After reading the Hebrew Scriptures, I knew that I would read the New Testament. At this time, I was in my last year of college. I was an English minor, reading a lot of classic literature conceived and written by excellent human authors. In my heart, I knew that the Hebrew Scriptures were not the same. There was a different quality to them. They were not written and conceived by human authors, even the best of human authors. As I began reading the gospels, my heart knew that this too was like the Hebrew Scriptures. Men had not conceived or contrived this account of Jesus. His words were not man’s words. In the Hebrew Scriptures, I had been given a taste of the character of God. He was the Maker of heaven and earth. He was “I am who I am” that appeared to Moses at the burning bush. He was the God of Abraham, Isaac, and Jacob. As I read the words of Jesus, my heart saw and sensed the same Eternal One. I was still not excited about following this Jesus who seemed so contrary to Jewish thinking, but I also knew that He was who He claimed to be: The Messiah, the Son of the Living God. My heart yielded, I began to ask Him into my life, to be my direction, and my savior. This was the spring of 1984.
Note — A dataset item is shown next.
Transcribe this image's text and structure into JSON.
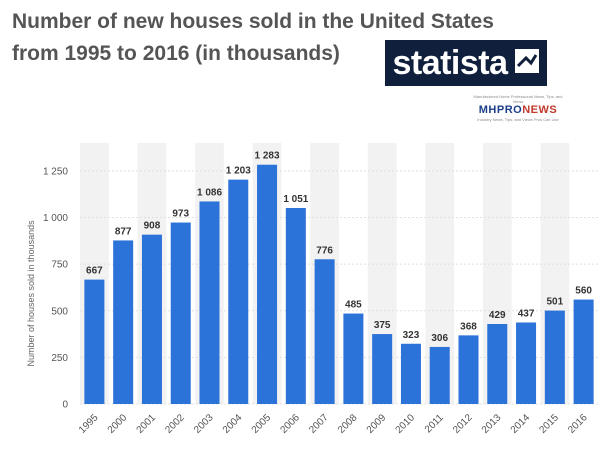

Throughout my college years I had become a bicycling enthusiast. I would take longer and longer trips, often traveling 35-70 miles in a day. In the spring and the summer of 1984, I took my first over-night bicycle trips, often camping in a small tent. In the late summer of 1984 I embarked on a solo bicycle trip from Bar Harbor, Maine to Miami Florida. Each morning and evening I would spend time reading a small pocket Bible (including Old and New Testaments). My understanding and faith continued to grow. This was away from church influence, away from Christian influence. As I traveled and camped, I just kept praying and reading the Bible. It was also during this trip, while bicycling, I experienced what is called the baptism in the Holy Spirit.
After completing the trip, I decided to spend a year in Florida. In Florida, I first met other Jewish people who believed in Jesus or Y’shua. I began to worship and fellowship with them regularly. I continued to grow in my faith, and began to see that many of the things that I had learned from my own time before the scriptures were things commonly believed by others who genuinely believe in Jesus. Though my faith in Jesus was to cause tremendous tsouris in my family, and has been a source of rejection from other Jewish people, “I Know in Whom I have believed” (2Tim. 1:12). It was never my intention to become a follower of Jesus. Yet, I cannot say that the sky is not blue. I cannot say that the sun revolves around the earth. I cannot say that there is no gravity on the earth. Similarly, I cannot say that Jesus is not the Messiah. I cannot say that He is not the one He claimed to be. I cannot say He is not resurrected from the dead. As Peter and John said before the Jewish leaders: “Whether it be right in the sight of God to hearken unto you more than unto God, you judge. For we cannot but speak the things which we have seen and heard” (Acts 4:19-20). My heart has seen and heard that message: “Jesus is the Way, the Truth and the Life, no man comes to the Father except through Him” (John 14:6).